The number of HIV-positive patients among the 113,000 people on the country's waiting list for an organ transplant is not counted. HIV-positive patients can receive transplants from HIV-negative donors, just like everyone else.

It is only in recent years, encouraged by pioneering operations in South Africa, that doctors have begun to transplant organs from deceased HIV-infected donors to patients with the virus, organs that would have been thrown away.

Since 2016, 116 such kidney and liver transplants have been performed in the United States as part of a research study, according to the Unified Organ Sharing Network (UNOS), which oversees the transplant system. One of the questions is whether receiving an organ from a person living with a different strain of HIV presents risks, but up to now, there has been no problem of safety, said Dr. David Klbaden, chief medical officer of UNOS.

Hopkins' Segev said Monday's kidney transplant was a world first. Doctors have been reluctant to allow people who are still living with HIV to make a donation, fearing that their remaining kidney will be damaged by the virus or by older drugs used to treat it.

But new anti-HIV drugs are safer and more effective, Segev said.

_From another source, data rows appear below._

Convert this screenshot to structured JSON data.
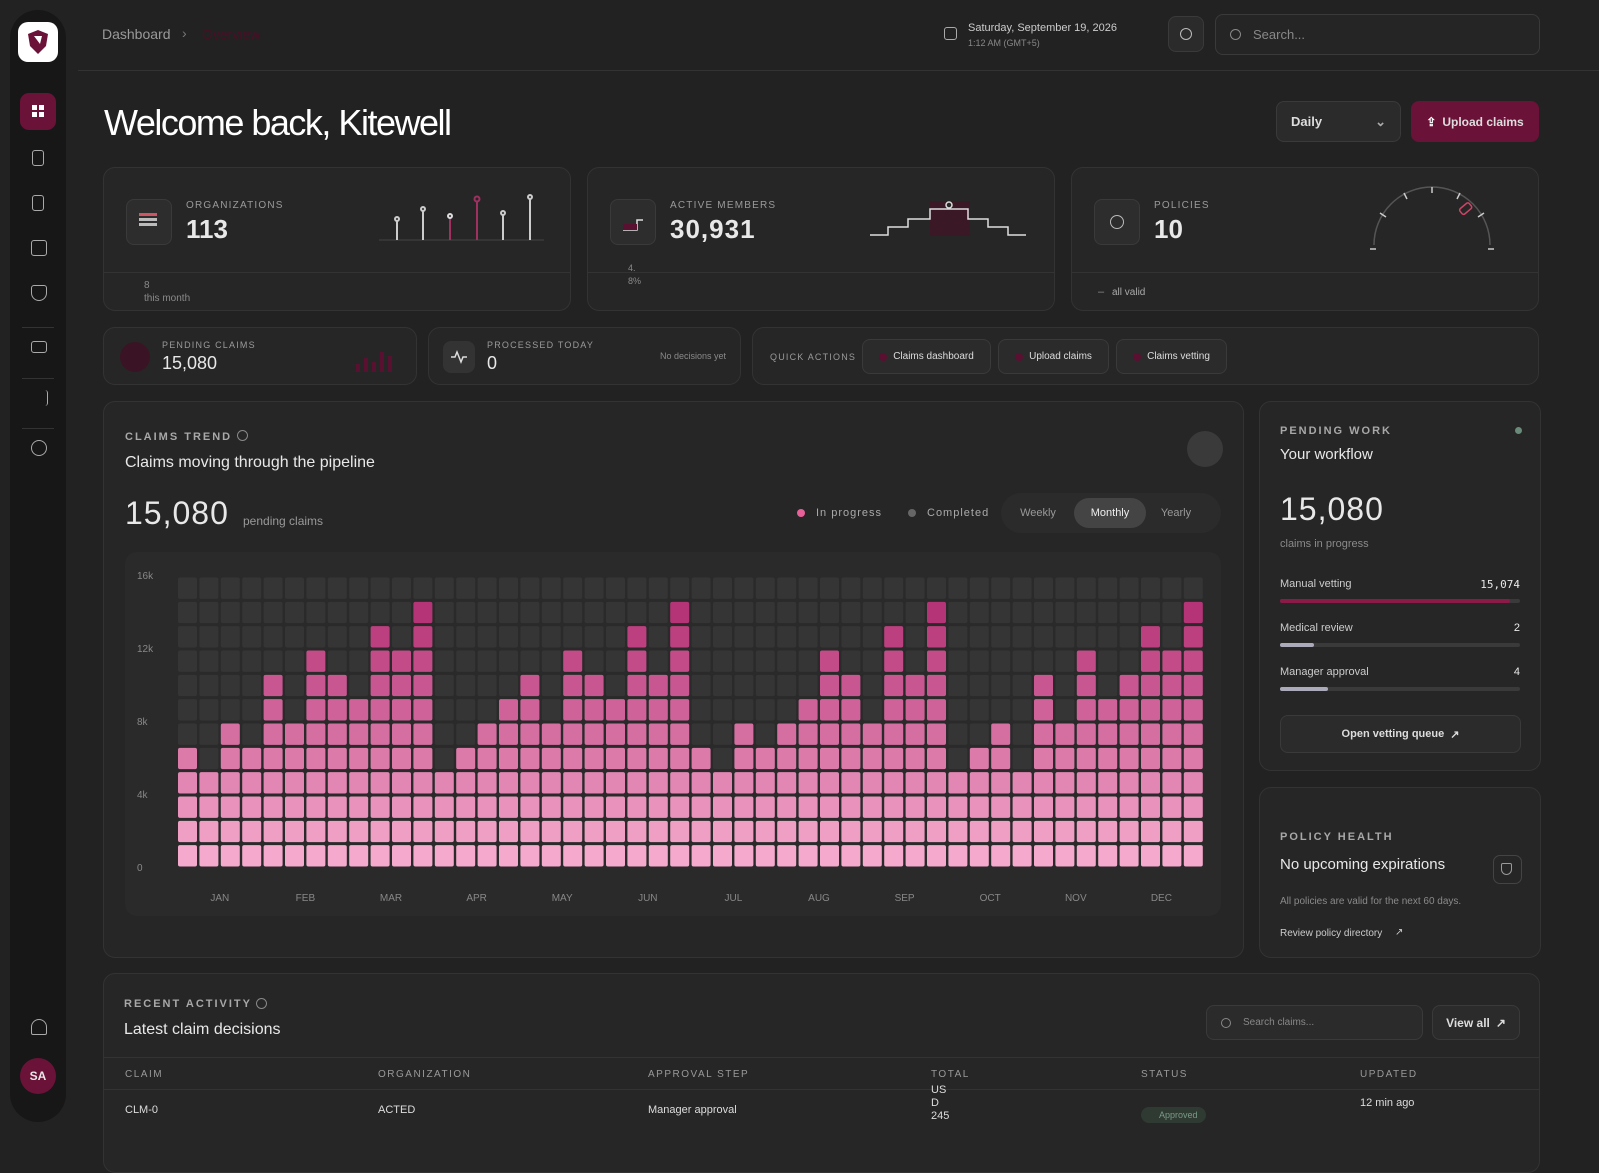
{
  "header": {
    "breadcrumb": [
      "Dashboard",
      "Overview"
    ],
    "date": "Saturday, September 19, 2026",
    "time": "1:12 AM (GMT+5)",
    "search_placeholder": "Search..."
  },
  "sidebar": {
    "avatar": "SA"
  },
  "welcome": {
    "title": "Welcome back, Kitewell",
    "period": "Daily",
    "upload": "Upload claims"
  },
  "kpis": [
    {
      "label": "ORGANIZATIONS",
      "value": "113",
      "note": "8",
      "note_label": "this month"
    },
    {
      "label": "ACTIVE MEMBERS",
      "value": "30,931",
      "note": "4.8%"
    },
    {
      "label": "POLICIES",
      "value": "10",
      "note": "all valid"
    }
  ],
  "stats": [
    {
      "label": "PENDING CLAIMS",
      "value": "15,080"
    },
    {
      "label": "PROCESSED TODAY",
      "value": "0",
      "note": "No decisions yet"
    }
  ],
  "quick_actions": {
    "label": "QUICK ACTIONS",
    "items": [
      "Claims dashboard",
      "Upload claims",
      "Claims vetting"
    ]
  },
  "claims_trend": {
    "label": "CLAIMS TREND",
    "subtitle": "Claims moving through the pipeline",
    "total": "15,080",
    "total_label": "pending claims",
    "legend": [
      "In progress",
      "Completed"
    ],
    "periods": [
      "Weekly",
      "Monthly",
      "Yearly"
    ],
    "active_period": "Monthly",
    "chart": {
      "type": "heatmap",
      "categories": [
        null,
        "JAN",
        null,
        null,
        null,
        "FEB",
        null,
        null,
        null,
        "MAR",
        null,
        null,
        null,
        "APR",
        null,
        null,
        null,
        "MAY",
        null,
        null,
        null,
        "JUN",
        null,
        null,
        null,
        "JUL",
        null,
        null,
        null,
        "AUG",
        null,
        null,
        null,
        "SEP",
        null,
        null,
        null,
        "OCT",
        null,
        null,
        null,
        "NOV",
        null,
        null,
        null,
        "DEC",
        null,
        null
      ],
      "values": [
        6700,
        5300,
        8000,
        6700,
        10700,
        8000,
        12000,
        10700,
        9300,
        13300,
        12000,
        14700,
        5300,
        6700,
        8000,
        9300,
        10700,
        8000,
        12000,
        10700,
        9300,
        13300,
        10700,
        14700,
        6700,
        5300,
        8000,
        6700,
        8000,
        9300,
        12000,
        10700,
        8000,
        13300,
        10700,
        14700,
        5300,
        6700,
        8000,
        5300,
        10700,
        8000,
        12000,
        9300,
        10700,
        13300,
        12000,
        14700
      ],
      "ylim": [
        0,
        16000
      ],
      "yticks": [
        0,
        {
          "value": 4000,
          "label": "4k"
        },
        {
          "value": 8000,
          "label": "8k"
        },
        {
          "value": 12000,
          "label": "12k"
        },
        {
          "value": 16000,
          "label": "16k"
        }
      ]
    }
  },
  "pending_work": {
    "label": "PENDING WORK",
    "title": "Your workflow",
    "total": "15,080",
    "total_label": "claims in progress",
    "steps": [
      {
        "name": "Manual vetting",
        "value": "15,074"
      },
      {
        "name": "Medical review",
        "value": "2"
      },
      {
        "name": "Manager approval",
        "value": "4"
      }
    ],
    "button": "Open vetting queue"
  },
  "policy_health": {
    "label": "POLICY HEALTH",
    "title": "No upcoming expirations",
    "text": "All policies are valid for the next 60 days.",
    "link": "Review policy directory"
  },
  "recent_activity": {
    "label": "RECENT ACTIVITY",
    "title": "Latest claim decisions",
    "search_placeholder": "Search claims...",
    "view_all": "View all",
    "table": {
      "columns": [
        "CLAIM",
        "ORGANIZATION",
        "APPROVAL STEP",
        "TOTAL",
        "STATUS",
        "UPDATED"
      ],
      "rows": [
        [
          "CLM-0",
          "ACTED",
          "Manager approval",
          "USD 245",
          "Approved",
          "12 min ago"
        ]
      ]
    }
  }
}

His team recently researched the kidney health of 40,000 HIV-positive people and concluded that people whose HIV was well controlled and did not suffer from any other harmful kidney condition like high blood pressure should face the same risks than a living donor than people who are not infected with HIV.

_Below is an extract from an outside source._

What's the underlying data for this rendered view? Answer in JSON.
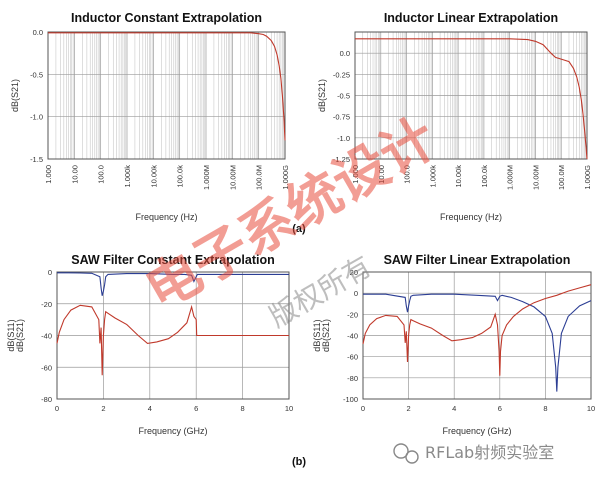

"There are currently tens of thousands of people living with HIV who could be living donors for the kidney," said Segev, who advised other hospitals considering this approach.

As a rule, live donor kidneys last longer, added Dr. Niraj Desai, a Hopkins surgeon who looks after the recipient. And if more people living with HIV eventually donate, it will help more than HIV-positive patients who need a kidney.

"It's a lesser person waiting for a limited resource," Desai said. "It helps everyone on the list."

Martinez, a public health consultant, is interested in living donation, even before the start of HIV transplants. Then last summer, she learned that an HIV-positive friend needed a transplant and found Segev to ask if she could donate.

Her friend died before Martinez pbaded the required health tests, but she decided to honor him by donating to someone she did not know.

A runner planning to participate in the Marine Corps marathon in the fall: "I knew I was probably as healthy as someone who was not living with HIV and was badessed as a kidney donor," said Martinez. "I've never been so sure of anything."

The Associated Press Science & Science Department is supported by the Howard Hughes Medical Institute's Department of Science Education. The AP is solely responsible for all content.